Flexible, Low Cost, Agile
Very large public cloud data centres will achieve large cost savings for power use, network bandwidth, operations staffing, hardware and software, while greatly increasing flexibility for user organisations.
This will bring economic benefits in terms of greatly reduced entry cost, and cost of infrastructure and system maintenance, but also almost instant scalability to respond very rapidly to corporations’ changing needs and cash flow.
Other potential benefits include increased efficiency and availability, shorter setup time, increased leverage of a pay-as-you-go licensing model, computer architecture independence, service automation, tiering and zoning, reduced carbon footprint and anywhere/anytime access via the Internet, via a standard Web browser interface. Software updates will be automatic and provide opportunity for leverage without additional resource commitment, and there is potential for easier risk management, including contractual and auditable service level agreements (SLAs): no hardware, no software installs, minimal capital investment, and easy to manage service costs.
The notion of “application platform” in service-oriented architecture is building as the foundation of Cloud Computing, exposing the functionality of applications to other applications to achieve faster, cheaper development of applications by reusing existing services and leading to more agile business processes.

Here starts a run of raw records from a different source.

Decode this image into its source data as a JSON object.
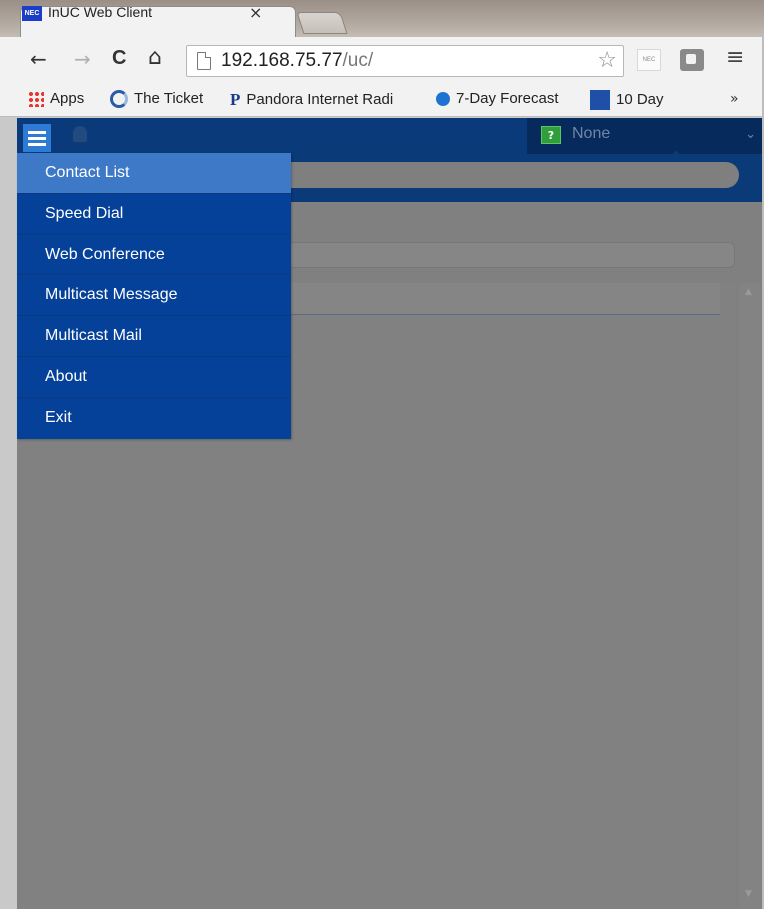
{
  "browser": {
    "tab": {
      "favicon_text": "NEC",
      "title": "InUC Web Client",
      "close_glyph": "×"
    },
    "toolbar": {
      "back_glyph": "←",
      "forward_glyph": "→",
      "reload_glyph": "C",
      "home_glyph": "⌂",
      "url_host": "192.168.75.77",
      "url_path": "/uc/",
      "star_glyph": "☆",
      "extension_nec_text": "NEC",
      "menu_glyph": "≡"
    },
    "bookmarks": [
      {
        "label": "Apps",
        "icon": "apps-grid-icon"
      },
      {
        "label": "The Ticket",
        "icon": "ticket-icon"
      },
      {
        "label": "Pandora Internet Radi",
        "icon": "pandora-icon",
        "icon_text": "P"
      },
      {
        "label": "7-Day Forecast",
        "icon": "noaa-icon"
      },
      {
        "label": "10 Day",
        "icon": "weather-channel-icon"
      }
    ],
    "bookmarks_more": "»"
  },
  "app": {
    "status": {
      "badge": "?",
      "label": "None",
      "caret": "⌄"
    },
    "menu": {
      "items": [
        {
          "label": "Contact List",
          "active": true
        },
        {
          "label": "Speed Dial",
          "active": false
        },
        {
          "label": "Web Conference",
          "active": false
        },
        {
          "label": "Multicast Message",
          "active": false
        },
        {
          "label": "Multicast Mail",
          "active": false
        },
        {
          "label": "About",
          "active": false
        },
        {
          "label": "Exit",
          "active": false
        }
      ]
    },
    "scroll": {
      "up": "▲",
      "down": "▼"
    }
  },
  "colors": {
    "header_blue": "#0b3a79",
    "menu_blue": "#064199",
    "menu_active": "#3d79c6",
    "overlay_gray": "#808080",
    "status_green": "#2f9e3b"
  }
}
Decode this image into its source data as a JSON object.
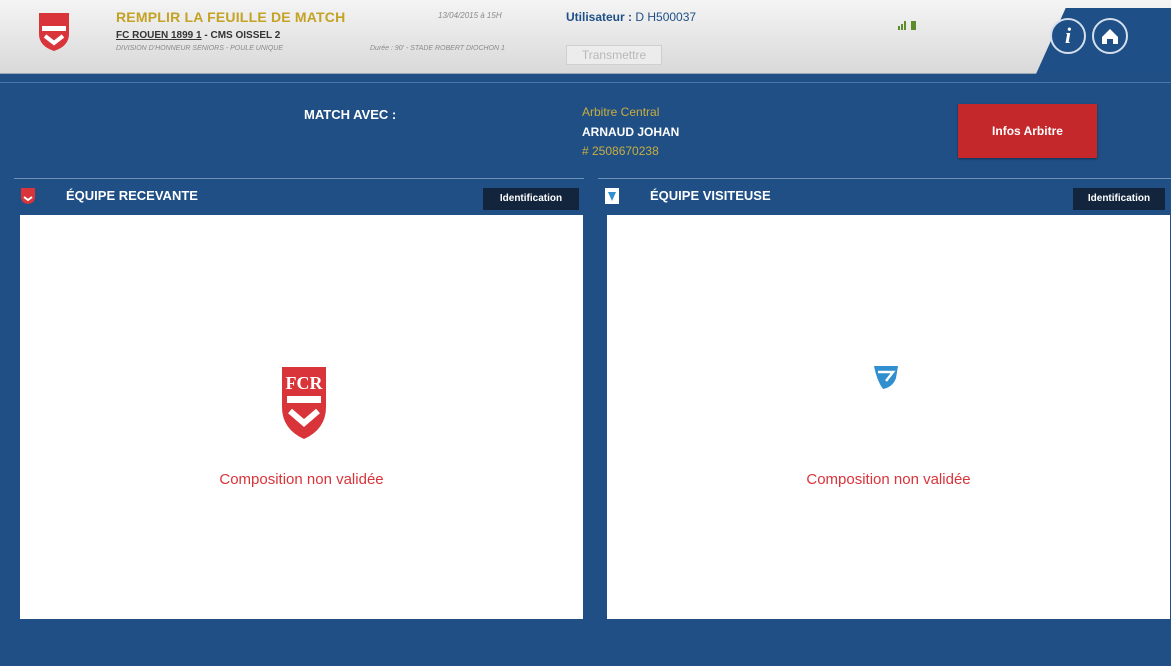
{
  "header": {
    "title": "REMPLIR LA FEUILLE DE MATCH",
    "home_team": "FC ROUEN 1899 1",
    "match_sep": " - ",
    "away_team": "CMS OISSEL 2",
    "division": "DIVISION D'HONNEUR SENIORS - POULE UNIQUE",
    "date": "13/04/2015 à 15H",
    "venue": "Durée : 90' - STADE ROBERT DIOCHON 1",
    "user_label": "Utilisateur : ",
    "user_id": "D H500037",
    "transmit_label": "Transmettre"
  },
  "match": {
    "avec_label": "MATCH AVEC :",
    "referee_role": "Arbitre Central",
    "referee_name": "ARNAUD JOHAN",
    "referee_number": "# 2508670238",
    "infos_button": "Infos Arbitre"
  },
  "teams": {
    "home": {
      "label": "ÉQUIPE RECEVANTE",
      "ident_button": "Identification",
      "status": "Composition non validée"
    },
    "away": {
      "label": "ÉQUIPE VISITEUSE",
      "ident_button": "Identification",
      "status": "Composition non validée"
    }
  },
  "nav": {
    "info_icon": "info-icon",
    "home_icon": "home-icon"
  },
  "colors": {
    "primary_blue": "#1f4f85",
    "accent_red": "#c5282b",
    "title_gold": "#c4a224",
    "status_red": "#d9343a"
  }
}
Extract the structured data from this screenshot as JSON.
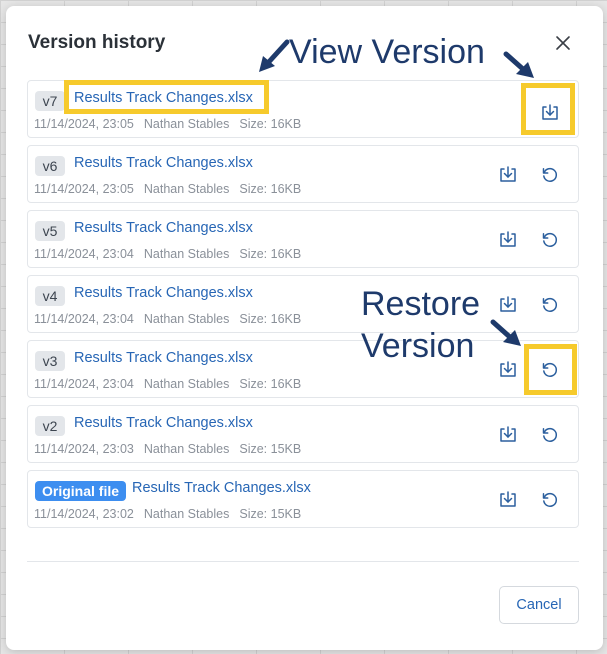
{
  "dialog": {
    "title": "Version history",
    "close_icon": "close-icon",
    "cancel_label": "Cancel"
  },
  "versions": [
    {
      "label": "v7",
      "filename": "Results Track Changes.xlsx",
      "date": "11/14/2024, 23:05",
      "author": "Nathan Stables",
      "size": "Size: 16KB",
      "has_restore": false
    },
    {
      "label": "v6",
      "filename": "Results Track Changes.xlsx",
      "date": "11/14/2024, 23:05",
      "author": "Nathan Stables",
      "size": "Size: 16KB",
      "has_restore": true
    },
    {
      "label": "v5",
      "filename": "Results Track Changes.xlsx",
      "date": "11/14/2024, 23:04",
      "author": "Nathan Stables",
      "size": "Size: 16KB",
      "has_restore": true
    },
    {
      "label": "v4",
      "filename": "Results Track Changes.xlsx",
      "date": "11/14/2024, 23:04",
      "author": "Nathan Stables",
      "size": "Size: 16KB",
      "has_restore": true
    },
    {
      "label": "v3",
      "filename": "Results Track Changes.xlsx",
      "date": "11/14/2024, 23:04",
      "author": "Nathan Stables",
      "size": "Size: 16KB",
      "has_restore": true
    },
    {
      "label": "v2",
      "filename": "Results Track Changes.xlsx",
      "date": "11/14/2024, 23:03",
      "author": "Nathan Stables",
      "size": "Size: 15KB",
      "has_restore": true
    },
    {
      "label": "Original file",
      "filename": "Results Track Changes.xlsx",
      "date": "11/14/2024, 23:02",
      "author": "Nathan Stables",
      "size": "Size: 15KB",
      "has_restore": true
    }
  ],
  "icons": {
    "view": "download-view-icon",
    "restore": "restore-icon"
  },
  "annotations": {
    "view_version": "View Version",
    "restore_line1": "Restore",
    "restore_line2": "Version"
  },
  "colors": {
    "highlight": "#f6ca2c",
    "annotation": "#1e3a6b",
    "link": "#2766b5",
    "original_badge": "#3d8ef0"
  }
}
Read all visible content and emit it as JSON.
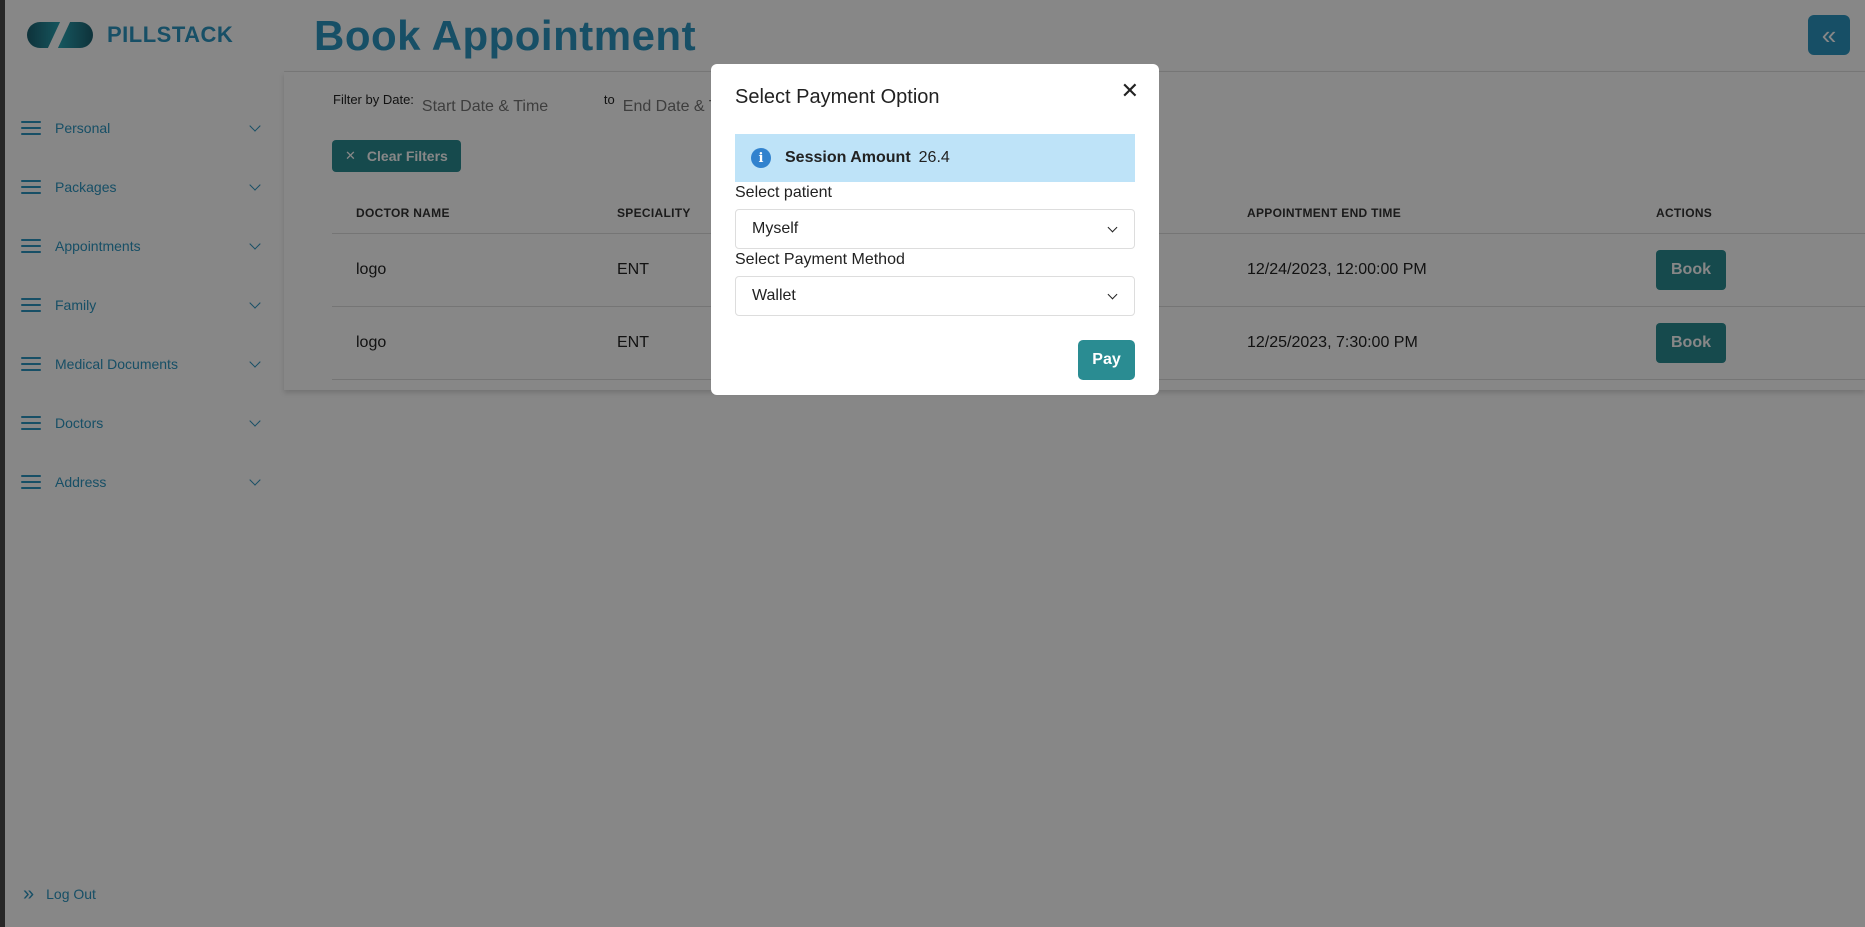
{
  "brand": {
    "name": "PILLSTACK"
  },
  "sidebar": {
    "items": [
      {
        "label": "Personal"
      },
      {
        "label": "Packages"
      },
      {
        "label": "Appointments"
      },
      {
        "label": "Family"
      },
      {
        "label": "Medical Documents"
      },
      {
        "label": "Doctors"
      },
      {
        "label": "Address"
      }
    ],
    "logout_label": "Log Out"
  },
  "header": {
    "title": "Book Appointment",
    "collapse_icon": "double-chevron-left-icon"
  },
  "filters": {
    "label": "Filter by Date:",
    "start_placeholder": "Start Date & Time",
    "to_label": "to",
    "end_placeholder": "End Date & Time",
    "clear_label": "Clear Filters"
  },
  "table": {
    "headers": [
      "DOCTOR NAME",
      "SPECIALITY",
      "APPOINTMENT END TIME",
      "ACTIONS"
    ],
    "rows": [
      {
        "doctor": "logo",
        "speciality": "ENT",
        "end_time": "12/24/2023, 12:00:00 PM",
        "action": "Book"
      },
      {
        "doctor": "logo",
        "speciality": "ENT",
        "end_time": "12/25/2023, 7:30:00 PM",
        "action": "Book"
      }
    ]
  },
  "modal": {
    "title": "Select Payment Option",
    "close_icon": "close-icon",
    "alert": {
      "title": "Session Amount",
      "value": "26.4",
      "icon": "info-icon"
    },
    "patient_label": "Select patient",
    "patient_value": "Myself",
    "method_label": "Select Payment Method",
    "method_value": "Wallet",
    "pay_label": "Pay"
  },
  "colors": {
    "accent": "#2c95c0",
    "button": "#2a8c92",
    "alert_bg": "#bee3f8",
    "info": "#3182ce"
  }
}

Cloud Computing is one of the best options for CIOs who want to remain agile and aligned. It provides on-tap access to scalability and makes pass-through of costs to the business simpler.
Beware the Risks
However, rapid paradigm change is usually accompanied by a variety of risks and organisational culture inertia. Cloud Computing brings risks for security and privacy of business data, since mostly the service will be provided by third-party centres, most likely offshore.
Does your organisation have the agility to improve processes and services, train users, and get real value from automatic upgrades? Can you change your organisational culture, your set of personnel skills and manage the new security regime?
Cloud Computing will not suit every corporate and line-of-business computing need, at least not yet! For some time, and perhaps a long time, heavily regulated industries such as defence and some medical and manufacturing industries might choose Cloud Computing only as an internal service -- a private cloud -- and others are likely to limit their use of public clouds to onshore providers that keep all data onshore and are subject to robust auditing. For some with foreign parents, compliance is part of their governance, but when industries globally -- even regulated industries -- adopt Cloud Computing, the benefit will be enormous.
Factors limiting the uptake of Cloud Computing include Internet-based speed and performance, security limitations and overall customer-vendor environment design, including the integration of existing corporate and line-of-business applications. However, next generation bandwidth advances and the general maturing of Cloud Computing, including likely developments such as a physical-to-cloud migration tool to various cloud architectures, will gradually overcome these limitations over several years. Online connectivity, uptime availability, limited customisation options and how customisation will be affected by upgrades are other significant factors that CIOs need to analyse.